The first case was identified on March 8, and Eventide management tallied 70 residents and 22 employees infected with COVID-19. By early next week, however, 30 residents will have recovered.
The majority of residents are experiencing mild symptoms, according to Carrie Carney, vice president of marketing and communications.
Eventide management has also made the public aware of the situation on Facebook and on their website.
“While we are far from the crisis and panic that were so prevalent at that time, COVID-19 has not gone away. Since the vaccine became available, we continue to experience sporadic outbreaks at our locations. Including now, at our Eventide on Eighth care center in Moorhead, which is experiencing a significant outbreak at this time,” Eventide management reported on Facebook and on its website .
The source of the outbreak was traced to an asymptomatic visitor and an asymptomatic staff member, Carney said in an email.
“We are following the Center for Disease Control and Prevention (CDC) guidance to mitigate the spread of COVID-19 in our facility and performing additional testing,” Carney said.
Read more from The Forum's C.S. Hagen
5. Could Minnesota ban menthols and wintergreen chew? Lawmakers weigh flavored tobacco restrictions
All sales of products like menthol cigarettes, wintergreen chewing tobacco and flavored vape liquids would be banned in Minnesota under a bill currently moving through the state Legislature.
Many communities across Minnesota have already limited the sale of flavored tobacco products, but only a few have banned them outright, including Moorhead, Bloomington and Edina. Cities like Minneapolis, St. Paul and Duluth have restricted sales to adult-only stores.
Ban supporters told the Senate Health and Human Services Committee earlier this month that flavored tobacco products appeal to children and offer a gateway into nicotine addiction by providing a more palatable alternative. They also argued that menthol cigarettes are aggressively marketed to the Black community, contributing to higher rates of tobacco-related disease and death.

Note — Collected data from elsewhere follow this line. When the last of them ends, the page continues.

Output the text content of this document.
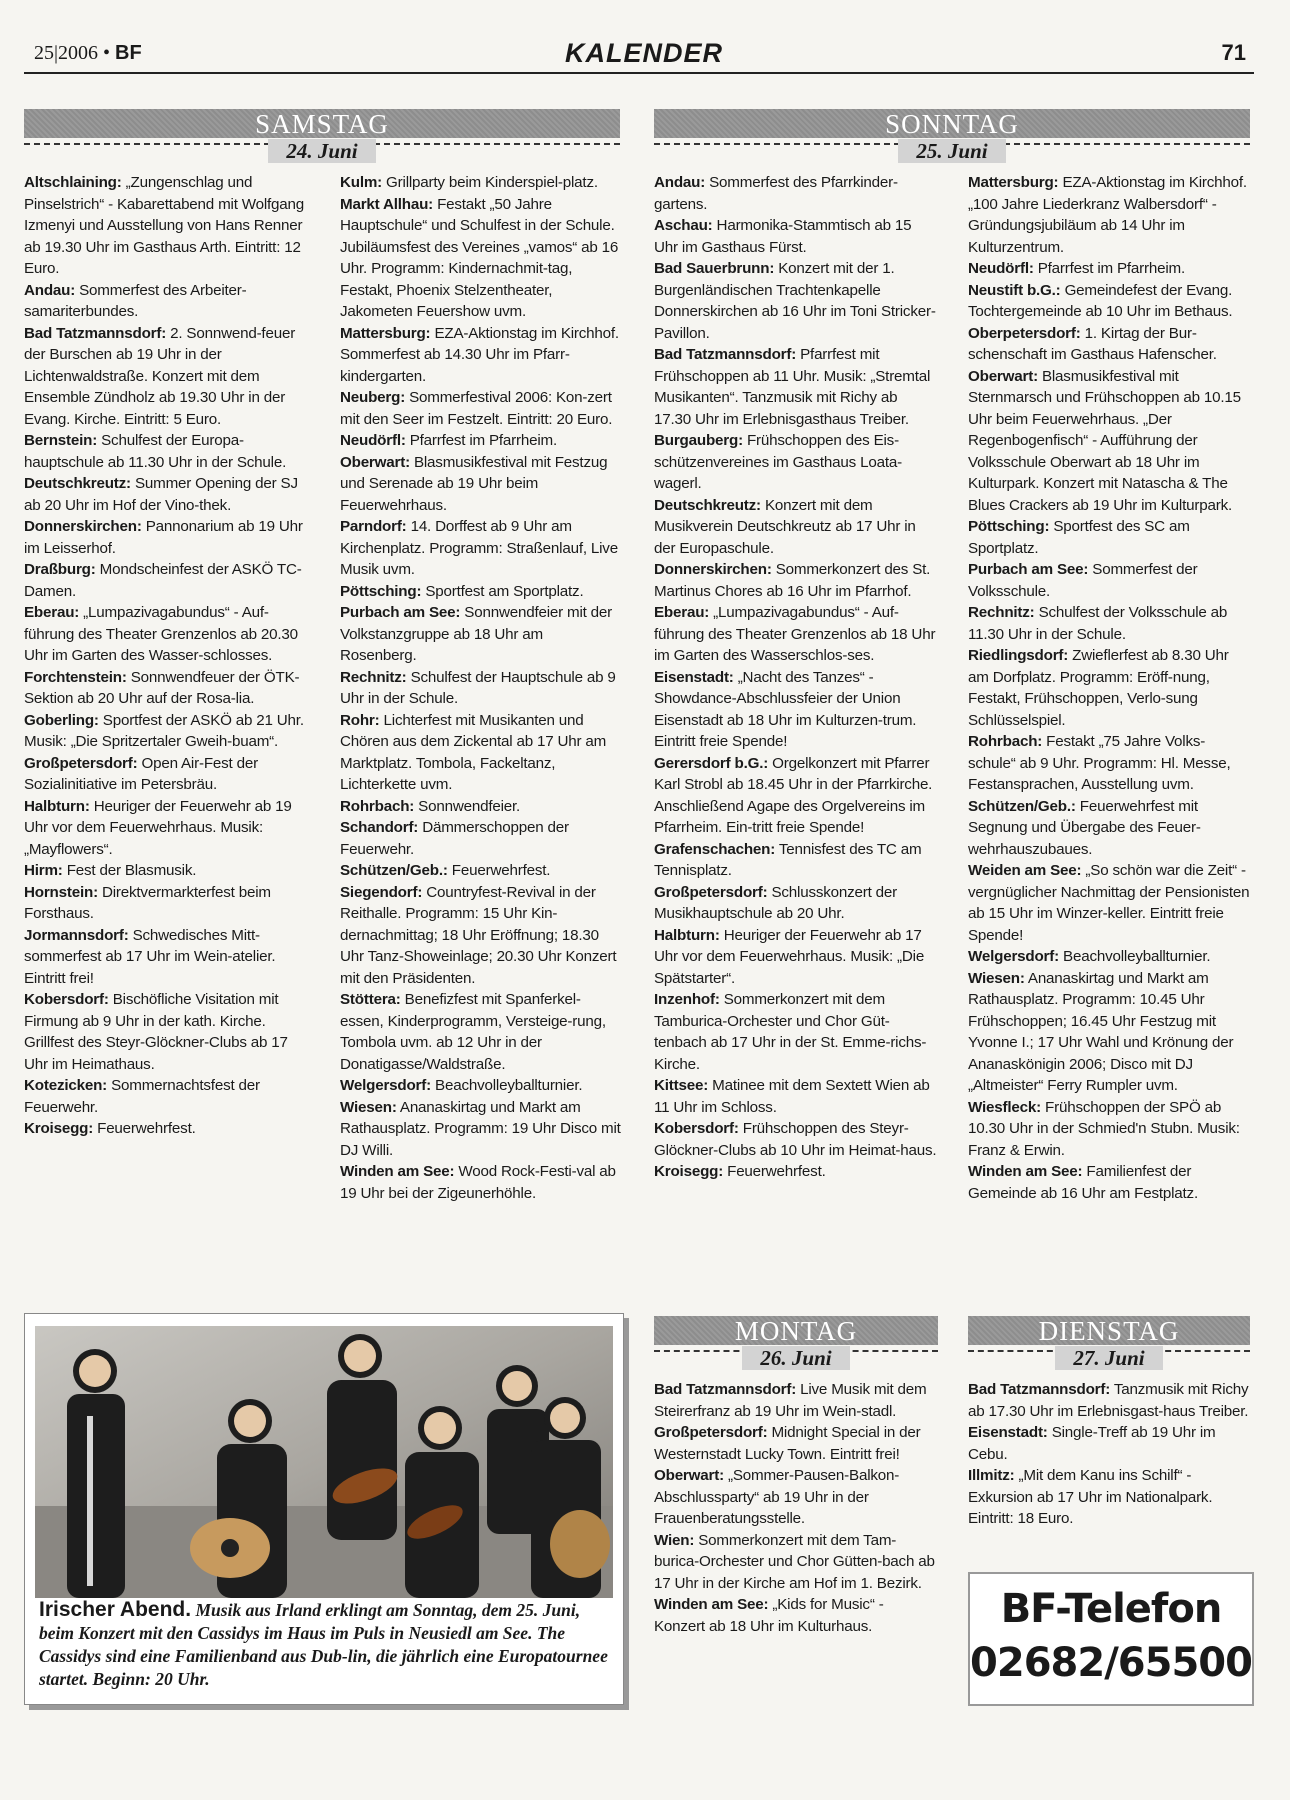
25|2006 • BF	KALENDER	71
SAMSTAG
24. Juni
SONNTAG
25. Juni

Altschlaining: „Zungenschlag und Pinselstrich“ - Kabarettabend mit Wolfgang Izmenyi und Ausstellung von Hans Renner ab 19.30 Uhr im Gasthaus Arth. Eintritt: 12 Euro.

Andau: Sommerfest des Arbeiter-samariterbundes.

Bad Tatzmannsdorf: 2. Sonnwend-feuer der Burschen ab 19 Uhr in der Lichtenwaldstraße. Konzert mit dem Ensemble Zündholz ab 19.30 Uhr in der Evang. Kirche. Eintritt: 5 Euro.

Bernstein: Schulfest der Europa-hauptschule ab 11.30 Uhr in der Schule.

Deutschkreutz: Summer Opening der SJ ab 20 Uhr im Hof der Vino-thek.

Donnerskirchen: Pannonarium ab 19 Uhr im Leisserhof.

Draßburg: Mondscheinfest der ASKÖ TC-Damen.

Eberau: „Lumpazivagabundus“ - Auf-führung des Theater Grenzenlos ab 20.30 Uhr im Garten des Wasser-schlosses.

Forchtenstein: Sonnwendfeuer der ÖTK-Sektion ab 20 Uhr auf der Rosa-lia.

Goberling: Sportfest der ASKÖ ab 21 Uhr. Musik: „Die Spritzertaler Gweih-buam“.

Großpetersdorf: Open Air-Fest der Sozialinitiative im Petersbräu.

Halbturn: Heuriger der Feuerwehr ab 19 Uhr vor dem Feuerwehrhaus. Musik: „Mayflowers“.

Hirm: Fest der Blasmusik.

Hornstein: Direktvermarkterfest beim Forsthaus.

Jormannsdorf: Schwedisches Mitt-sommerfest ab 17 Uhr im Wein-atelier. Eintritt frei!

Kobersdorf: Bischöfliche Visitation mit Firmung ab 9 Uhr in der kath. Kirche. Grillfest des Steyr-Glöckner-Clubs ab 17 Uhr im Heimathaus.

Kotezicken: Sommernachtsfest der Feuerwehr.

Kroisegg: Feuerwehrfest.

Kulm: Grillparty beim Kinderspiel-platz.

Markt Allhau: Festakt „50 Jahre Hauptschule“ und Schulfest in der Schule. Jubiläumsfest des Vereines „vamos“ ab 16 Uhr. Programm: Kindernachmit-tag, Festakt, Phoenix Stelzentheater, Jakometen Feuershow uvm.

Mattersburg: EZA-Aktionstag im Kirchhof. Sommerfest ab 14.30 Uhr im Pfarr-kindergarten.

Neuberg: Sommerfestival 2006: Kon-zert mit den Seer im Festzelt. Eintritt: 20 Euro.

Neudörfl: Pfarrfest im Pfarrheim.

Oberwart: Blasmusikfestival mit Festzug und Serenade ab 19 Uhr beim Feuerwehrhaus.

Parndorf: 14. Dorffest ab 9 Uhr am Kirchenplatz. Programm: Straßenlauf, Live Musik uvm.

Pöttsching: Sportfest am Sportplatz.

Purbach am See: Sonnwendfeier mit der Volkstanzgruppe ab 18 Uhr am Rosenberg.

Rechnitz: Schulfest der Hauptschule ab 9 Uhr in der Schule.

Rohr: Lichterfest mit Musikanten und Chören aus dem Zickental ab 17 Uhr am Marktplatz. Tombola, Fackeltanz, Lichterkette uvm.

Rohrbach: Sonnwendfeier.

Schandorf: Dämmerschoppen der Feuerwehr.

Schützen/Geb.: Feuerwehrfest.

Siegendorf: Countryfest-Revival in der Reithalle. Programm: 15 Uhr Kin-dernachmittag; 18 Uhr Eröffnung; 18.30 Uhr Tanz-Showeinlage; 20.30 Uhr Konzert mit den Präsidenten.

Stöttera: Benefizfest mit Spanferkel-essen, Kinderprogramm, Versteige-rung, Tombola uvm. ab 12 Uhr in der Donatigasse/Waldstraße.

Welgersdorf: Beachvolleyballturnier.

Wiesen: Ananaskirtag und Markt am Rathausplatz. Programm: 19 Uhr Disco mit DJ Willi.

Winden am See: Wood Rock-Festi-val ab 19 Uhr bei der Zigeunerhöhle.

Andau: Sommerfest des Pfarrkinder-gartens.

Aschau: Harmonika-Stammtisch ab 15 Uhr im Gasthaus Fürst.

Bad Sauerbrunn: Konzert mit der 1. Burgenländischen Trachtenkapelle Donnerskirchen ab 16 Uhr im Toni Stricker-Pavillon.

Bad Tatzmannsdorf: Pfarrfest mit Frühschoppen ab 11 Uhr. Musik: „Stremtal Musikanten“. Tanzmusik mit Richy ab 17.30 Uhr im Erlebnisgasthaus Treiber.

Burgauberg: Frühschoppen des Eis-schützenvereines im Gasthaus Loata-wagerl.

Deutschkreutz: Konzert mit dem Musikverein Deutschkreutz ab 17 Uhr in der Europaschule.

Donnerskirchen: Sommerkonzert des St. Martinus Chores ab 16 Uhr im Pfarrhof.

Eberau: „Lumpazivagabundus“ - Auf-führung des Theater Grenzenlos ab 18 Uhr im Garten des Wasserschlos-ses.

Eisenstadt: „Nacht des Tanzes“ - Showdance-Abschlussfeier der Union Eisenstadt ab 18 Uhr im Kulturzen-trum. Eintritt freie Spende!

Gerersdorf b.G.: Orgelkonzert mit Pfarrer Karl Strobl ab 18.45 Uhr in der Pfarrkirche. Anschließend Agape des Orgelvereins im Pfarrheim. Ein-tritt freie Spende!

Grafenschachen: Tennisfest des TC am Tennisplatz.

Großpetersdorf: Schlusskonzert der Musikhauptschule ab 20 Uhr.

Halbturn: Heuriger der Feuerwehr ab 17 Uhr vor dem Feuerwehrhaus. Musik: „Die Spätstarter“.

Inzenhof: Sommerkonzert mit dem Tamburica-Orchester und Chor Güt-tenbach ab 17 Uhr in der St. Emme-richs-Kirche.

Kittsee: Matinee mit dem Sextett Wien ab 11 Uhr im Schloss.

Kobersdorf: Frühschoppen des Steyr-Glöckner-Clubs ab 10 Uhr im Heimat-haus.

Kroisegg: Feuerwehrfest.

Mattersburg: EZA-Aktionstag im Kirchhof. „100 Jahre Liederkranz Walbersdorf“ - Gründungsjubiläum ab 14 Uhr im Kulturzentrum.

Neudörfl: Pfarrfest im Pfarrheim.

Neustift b.G.: Gemeindefest der Evang. Tochtergemeinde ab 10 Uhr im Bethaus.

Oberpetersdorf: 1. Kirtag der Bur-schenschaft im Gasthaus Hafenscher.

Oberwart: Blasmusikfestival mit Sternmarsch und Frühschoppen ab 10.15 Uhr beim Feuerwehrhaus. „Der Regenbogenfisch“ - Aufführung der Volksschule Oberwart ab 18 Uhr im Kulturpark. Konzert mit Natascha & The Blues Crackers ab 19 Uhr im Kulturpark.

Pöttsching: Sportfest des SC am Sportplatz.

Purbach am See: Sommerfest der Volksschule.

Rechnitz: Schulfest der Volksschule ab 11.30 Uhr in der Schule.

Riedlingsdorf: Zwieflerfest ab 8.30 Uhr am Dorfplatz. Programm: Eröff-nung, Festakt, Frühschoppen, Verlo-sung Schlüsselspiel.

Rohrbach: Festakt „75 Jahre Volks-schule“ ab 9 Uhr. Programm: Hl. Messe, Festansprachen, Ausstellung uvm.

Schützen/Geb.: Feuerwehrfest mit Segnung und Übergabe des Feuer-wehrhauszubaues.

Weiden am See: „So schön war die Zeit“ - vergnüglicher Nachmittag der Pensionisten ab 15 Uhr im Winzer-keller. Eintritt freie Spende!

Welgersdorf: Beachvolleyballturnier.

Wiesen: Ananaskirtag und Markt am Rathausplatz. Programm: 10.45 Uhr Frühschoppen; 16.45 Uhr Festzug mit Yvonne I.; 17 Uhr Wahl und Krönung der Ananaskönigin 2006; Disco mit DJ „Altmeister“ Ferry Rumpler uvm.

Wiesfleck: Frühschoppen der SPÖ ab 10.30 Uhr in der Schmied'n Stubn. Musik: Franz & Erwin.

Winden am See: Familienfest der Gemeinde ab 16 Uhr am Festplatz.

Irischer Abend. Musik aus Irland erklingt am Sonntag, dem 25. Juni, beim Konzert mit den Cassidys im Haus im Puls in Neusiedl am See. The Cassidys sind eine Familienband aus Dub-lin, die jährlich eine Europatournee startet. Beginn: 20 Uhr.
MONTAG
26. Juni

Bad Tatzmannsdorf: Live Musik mit dem Steirerfranz ab 19 Uhr im Wein-stadl.

Großpetersdorf: Midnight Special in der Westernstadt Lucky Town. Eintritt frei!

Oberwart: „Sommer-Pausen-Balkon-Abschlussparty“ ab 19 Uhr in der Frauenberatungsstelle.

Wien: Sommerkonzert mit dem Tam-burica-Orchester und Chor Gütten-bach ab 17 Uhr in der Kirche am Hof im 1. Bezirk.

Winden am See: „Kids for Music“ - Konzert ab 18 Uhr im Kulturhaus.

DIENSTAG
27. Juni

Bad Tatzmannsdorf: Tanzmusik mit Richy ab 17.30 Uhr im Erlebnisgast-haus Treiber.

Eisenstadt: Single-Treff ab 19 Uhr im Cebu.

Illmitz: „Mit dem Kanu ins Schilf“ - Exkursion ab 17 Uhr im Nationalpark. Eintritt: 18 Euro.

BF-Telefon
02682/65500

“Ending the sale of menthol cigarettes and all flavored tobacco products is an important public health and racial justice issue that will save lives, reduce health disparities and protect kids,” said Sylvia Amos, the executive director of the Stairstep Foundation, a Black community activist group. “It is imperative that we care about every life, but especially the most vulnerable and most underrepresented lives.”
Public health research has found that menthol cigarettes make it easier to start smoking and much harder to quit. The overwhelming majority of Black smokers, 85%, report smoking menthols, versus just 29% of white smokers, according to the Centers for Disease Control and Prevention.